Mr Ellis’s partner was heavily pregnant and due to give birth on Monday 6 February 2012. After concerns about her health on Sunday, he went with her to hospital on Monday but did not tell his employers why he was not at work. Instead his father phoned that afternoon to explain what was happening.
He did not contact work the next day either but again went with his partner to hospital when she gave birth. After receiving a text message on Wednesday telling him to get in contact urgently with the office, he spoke to his manager and left a message on his employer’s answerphone late on Wednesday evening saying he would not be in the next day. He did not turn up for work until the following Monday.

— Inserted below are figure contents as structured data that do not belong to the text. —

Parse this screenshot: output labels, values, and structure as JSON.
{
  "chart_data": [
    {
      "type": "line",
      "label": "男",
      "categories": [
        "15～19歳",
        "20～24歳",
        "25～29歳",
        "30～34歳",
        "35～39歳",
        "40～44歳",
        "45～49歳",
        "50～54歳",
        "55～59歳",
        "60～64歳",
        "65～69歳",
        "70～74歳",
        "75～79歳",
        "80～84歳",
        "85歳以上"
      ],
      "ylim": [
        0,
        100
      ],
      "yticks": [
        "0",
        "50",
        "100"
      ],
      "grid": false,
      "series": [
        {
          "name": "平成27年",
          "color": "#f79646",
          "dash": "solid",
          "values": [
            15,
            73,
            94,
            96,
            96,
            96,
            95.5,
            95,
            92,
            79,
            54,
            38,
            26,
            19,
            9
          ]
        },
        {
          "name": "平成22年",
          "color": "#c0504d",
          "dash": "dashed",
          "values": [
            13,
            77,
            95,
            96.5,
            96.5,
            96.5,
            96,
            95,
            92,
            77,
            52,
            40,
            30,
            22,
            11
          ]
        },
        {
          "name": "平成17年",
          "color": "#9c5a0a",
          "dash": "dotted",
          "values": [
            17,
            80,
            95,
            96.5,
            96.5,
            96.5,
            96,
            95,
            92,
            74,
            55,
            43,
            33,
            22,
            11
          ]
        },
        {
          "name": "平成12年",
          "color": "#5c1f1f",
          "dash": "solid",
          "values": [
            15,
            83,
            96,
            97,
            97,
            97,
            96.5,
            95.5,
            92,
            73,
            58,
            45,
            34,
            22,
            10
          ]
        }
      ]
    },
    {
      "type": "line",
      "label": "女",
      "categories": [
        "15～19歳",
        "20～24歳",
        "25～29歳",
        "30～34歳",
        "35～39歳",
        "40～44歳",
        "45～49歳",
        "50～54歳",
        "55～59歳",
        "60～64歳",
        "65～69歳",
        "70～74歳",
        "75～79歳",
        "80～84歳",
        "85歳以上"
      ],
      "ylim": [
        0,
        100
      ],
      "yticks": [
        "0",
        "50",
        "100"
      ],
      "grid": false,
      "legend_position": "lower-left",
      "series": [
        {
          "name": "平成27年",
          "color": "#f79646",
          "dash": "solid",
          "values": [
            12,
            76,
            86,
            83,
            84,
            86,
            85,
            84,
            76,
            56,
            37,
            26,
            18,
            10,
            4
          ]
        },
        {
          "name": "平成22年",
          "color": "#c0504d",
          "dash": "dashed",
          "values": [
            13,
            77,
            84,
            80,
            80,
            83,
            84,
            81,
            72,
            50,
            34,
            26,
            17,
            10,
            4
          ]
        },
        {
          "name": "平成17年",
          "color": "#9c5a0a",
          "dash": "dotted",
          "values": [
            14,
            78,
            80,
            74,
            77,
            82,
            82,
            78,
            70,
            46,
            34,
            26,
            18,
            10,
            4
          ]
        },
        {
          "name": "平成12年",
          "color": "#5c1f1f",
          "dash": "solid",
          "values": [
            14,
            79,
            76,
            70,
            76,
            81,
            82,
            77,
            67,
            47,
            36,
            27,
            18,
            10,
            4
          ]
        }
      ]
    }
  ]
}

Mr Ellis, who had received a final warning in November 2011, was asked to attend a disciplinary hearing on 15 February 2012. He explained that his phone had run out of battery power and, as he could not remember his employer’s number, he rang his father on the hospital payphone to ask him to get in touch. His employer decided that he had “failed to make reasonable efforts” to inform them that he would not be at work that week and dismissed him. He claimed automatic unfair dismissal under section 57A.
Section 57A Employment Rights Act gives employees the right to take a reasonable amount of time off during working hours if a dependant gives birth as long as the employee tells their employer the reason for their absence as soon as reasonably practicable, and how long they expect to be absent.
The tribunal found that section 57A did not apply as Mr Ellis could easily have recharged his mobile in order to phone his employer. Even if his own phone would not work, he could have borrowed someone else’s mobile. In any event, as he had access to the pay phone in the hospital, there was no reason why he could not have used it to ring his employer on Tuesday and/or Wednesday.
The judge concluded that Mr Ellis did not tell his employer the reason for his absence as soon as reasonably practicable and the principal reason for his dismissal was therefore his own misconduct.
The EAT dismissed the appeal, holding that as the judge had clearly considered the test of reasonable practicability when deciding whether section 57A(2) ERA applied, he was entitled to conclude that it did not.